Page MenuHomePhabricator

Migrate yapperbot from Toolforge GridEngine to Toolforge Kubernetes
Closed, ResolvedPublic

Description

Kindly migrate your tool(https://grid-deprecation.toolforge.org/t/yapperbot) from Toolforge GridEngine to Toolforge Kubernetes.

Toolforge GridEngine is getting deprecated.
See: https://techblog.wikimedia.org/2022/03/14/toolforge-and-grid-engine/

Please note that a volunteer may perform this migration if this has not been done after some time.
If you have already migrated this tool, kindly mark this as resolved.

If you would rather shut down this tool, kindly do so and mark this as resolved.

Useful Resources:
Migrating Jobs from GridEngine to Kubernetes
https://wikitech.wikimedia.org/wiki/Help:Toolforge/Jobs_framework#Grid_Engine_migration
Migrating Web Services from GridEngine to Kubernetes
https://wikitech.wikimedia.org/wiki/News/Toolforge_Stretch_deprecation#Move_a_grid_engine_webservice
Python
https://wikitech.wikimedia.org/wiki/News/Toolforge_Stretch_deprecation#Rebuild_virtualenv_for_python_users

Event Timeline

My apologies if this ticket comes as a surprise to you. In order to ensure WMCS can provide a stable, secure and supported platform, it’s important we migrate away from GridEngine. I want to assure you that while it is WMCS’s intention to shutdown GridEngine as outlined in the blog post https://techblog.wikimedia.org/2022/03/14/toolforge-and-grid-engine/, a shutdown date for GridEngine has not yet been set. The goal of the migration is to migrate as many tools as possible onto kubernetes and ensure as smooth a transition as possible for everyone. Once the majority of tools have migrated, discussion on a shutdown date is more appropriate. See T314664: [infra] Decommission the Grid Engine infrastructure.
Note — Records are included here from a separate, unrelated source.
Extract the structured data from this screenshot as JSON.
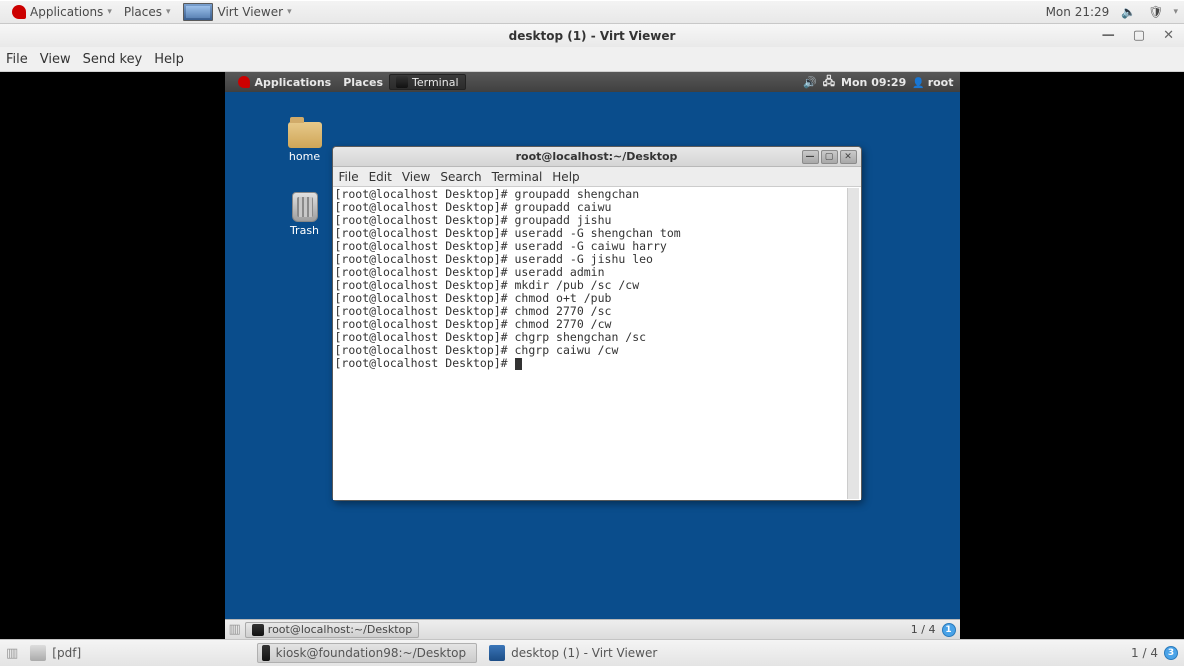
{
  "host_panel": {
    "applications": "Applications",
    "places": "Places",
    "app_task": "Virt Viewer",
    "clock": "Mon 21:29"
  },
  "virt": {
    "title": "desktop (1) - Virt Viewer",
    "menu": {
      "file": "File",
      "view": "View",
      "sendkey": "Send key",
      "help": "Help"
    }
  },
  "guest_panel": {
    "applications": "Applications",
    "places": "Places",
    "task": "Terminal",
    "clock": "Mon 09:29",
    "user": "root"
  },
  "desktop_icons": {
    "home": "home",
    "trash": "Trash"
  },
  "terminal": {
    "title": "root@localhost:~/Desktop",
    "menu": {
      "file": "File",
      "edit": "Edit",
      "view": "View",
      "search": "Search",
      "terminal": "Terminal",
      "help": "Help"
    },
    "lines": [
      "[root@localhost Desktop]# groupadd shengchan",
      "[root@localhost Desktop]# groupadd caiwu",
      "[root@localhost Desktop]# groupadd jishu",
      "[root@localhost Desktop]# useradd -G shengchan tom",
      "[root@localhost Desktop]# useradd -G caiwu harry",
      "[root@localhost Desktop]# useradd -G jishu leo",
      "[root@localhost Desktop]# useradd admin",
      "[root@localhost Desktop]# mkdir /pub /sc /cw",
      "[root@localhost Desktop]# chmod o+t /pub",
      "[root@localhost Desktop]# chmod 2770 /sc",
      "[root@localhost Desktop]# chmod 2770 /cw",
      "[root@localhost Desktop]# chgrp shengchan /sc",
      "[root@localhost Desktop]# chgrp caiwu /cw",
      "[root@localhost Desktop]# "
    ]
  },
  "guest_bottom": {
    "task": "root@localhost:~/Desktop",
    "ws_text": "1 / 4",
    "ws_badge": "1"
  },
  "host_bottom": {
    "pdf": "[pdf]",
    "task1": "kiosk@foundation98:~/Desktop",
    "task2": "desktop (1) - Virt Viewer",
    "ws_text": "1 / 4",
    "ws_badge": "3"
  }
}
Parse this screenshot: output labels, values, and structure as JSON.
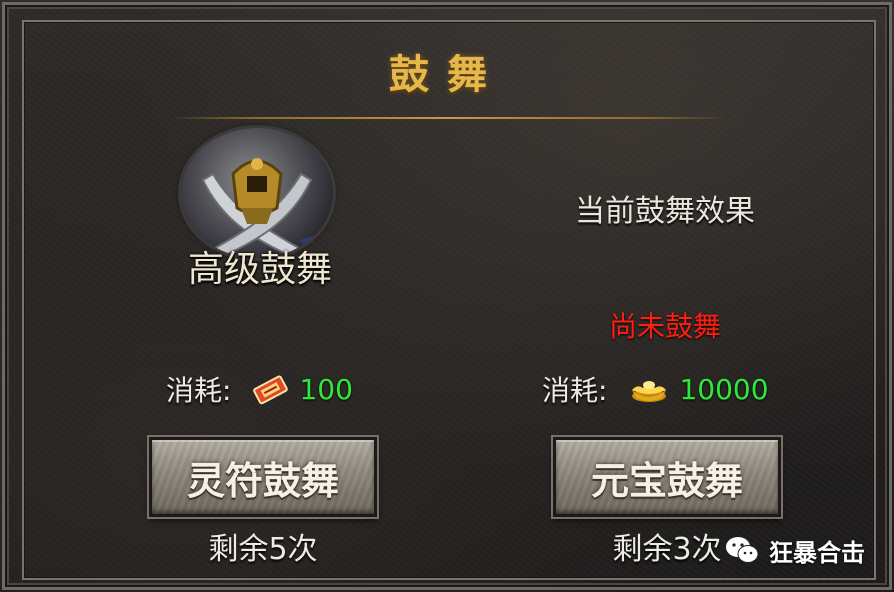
{
  "window": {
    "title": "鼓舞"
  },
  "emblem": {
    "label": "高级鼓舞",
    "icon": "crossed-swords-helmet-icon"
  },
  "effect": {
    "title": "当前鼓舞效果",
    "status": "尚未鼓舞",
    "status_color": "#ff1e10"
  },
  "left_option": {
    "cost_label": "消耗:",
    "cost_icon": "talisman-icon",
    "cost_value": "100",
    "button_label": "灵符鼓舞",
    "remaining": "剩余5次"
  },
  "right_option": {
    "cost_label": "消耗:",
    "cost_icon": "gold-ingot-icon",
    "cost_value": "10000",
    "button_label": "元宝鼓舞",
    "remaining": "剩余3次"
  },
  "watermark": {
    "text": "狂暴合击",
    "icon": "wechat-icon"
  },
  "colors": {
    "accent_gold": "#e6b84a",
    "cost_green": "#2ee83a"
  }
}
As noted in https://techblog.wikimedia.org/2022/03/16/toolforge-gridengine-debian-10-buster-migration/ some use cases are already supported by kubernetes and should be migrated. If your tool can migrate, please do plan a migration. Reach out if you need help or find you are blocked by missing features. Most of all, WMCS is here to support you.

However, it’s possible your tool needs a mixed runtime environment or some other features that aren't yet present in https://techblog.wikimedia.org/2022/03/18/toolforge-jobs-framework/. We’d love to hear of this or any other blocking issues so we can work with you once a migration path is ready. Thanks for your hard work as volunteers and help in this migration!

Just asked on yapperbot's talk if it was down due to gridengine migration; I see it is. @Naypta are you around to respond to the comment there? Does the bot need adoption?

Nice to see you @taavi, hello to you too. That was my question! This should apparently be directed at @Naypta? My mistake. Just trying to avoid a confused-yet-avoidable limbo for this tool, which is still warmly in use at least on en:wp. :)

It seems Naypta is not around. Someone else has tentatively offered to take over bot maintenance, and could use guidance, see this wiki discussion.

Luckily these are all statically linked golang binaries, so moving them to the grid is straightforward:

tools.yapperbot@tools-sgebastion-10:~$ cat crontab.grid_stopped 
# m	h	dom	mon	dow	command
30      *	*	*	*	cd frs && jsub -mem 950m -once -cwd ./frs >/dev/null
0	18	*	*	1	cd pruner && jsub -mem 950m -cwd ./pruner
0	*	*	*	*	cd uncurrenter && jsub -mem 950m -once -cwd ./uncurrenter >/dev/null
0	*/12	*	*	*	cd wikidatable && jsub -mem 2g -cwd ./wikidatable >/dev/null
*/5	*	*	*	*	cd scantag && jsub -mem 950m -once -cwd ./scantag --sandbox >/dev/null

is now:

jobs.yml
---
- name: frs
  command: bash -c "cd frs && ./frs > /dev/null"
  image: bookworm
  schedule: "30 * * * *"
  mem: 950M
- name: pruner
  command: bash -c "cd pruner && ./pruner"
  image: bookworm
  schedule: "0 18 * * 1"
  mem: 950M
- name: uncurrenter
  command: bash -c "cd uncurrenter && ./uncurrenter > /dev/null"
  image: bookworm
  schedule: "0 * * * * "
  mem: 950M
- name: wikidatable
  command: bash -c "cd wikidatable && ./wikidatable > /dev/null"
  image: bookworm
  schedule: "0 */12 * * * "
  mem: 2G
- name: scantag
  command: bash -c "cd scantag && ./scantag --sandbox > /dev/null"
  image: bookworm
  schedule: "*/5 * * * * "
  mem: 950M

We'll see how it works in about 15 minutes. I'm just fixing this as an emergency stop-gap measure, we'll need to do an adoption request for the person that's interested in taking it over.

Hmm, something is wrong:

2024/02/21 06:30:40 Error editing user talk for Compassionate727 meant they couldn't be notified and were ignored. The error was badtoken: Invalid CSRF token.

and then a ton more of these errors. Not sure why exactly, it does look like it would panic if the authentication fails...anyways, something to look into tomorrow.

Legoktm claimed this task.
Legoktm added a subscriber: Naypta.

Seems like it fixed itself after I went to sleep. I'm going to call this resolved, we're working on a plan to have someone properly take this over, see https://en.wikipedia.org/wiki/User_talk:Yapperbot#c-David_Tornheim-20240221203800-Legoktm-20240221190500

In researching the above jobs, I looked up the "uncurrenter", originally approved as:

https://en.wikipedia.org/wiki/Wikipedia:Bots/Requests_for_approval/Yapperbot_2

It appears to have been taken over by ProcBot_10:

https://en.wikipedia.org/wiki/Wikipedia:Bots/Requests_for_approval/ProcBot_10

If that is the case, then should the job described above as:

name: uncurrenter
command: bash -c "cd uncurrenter && ./uncurrenter > /dev/null"
image: bookworm
schedule: "0 * * * * 
mem: 950M"

be disabled?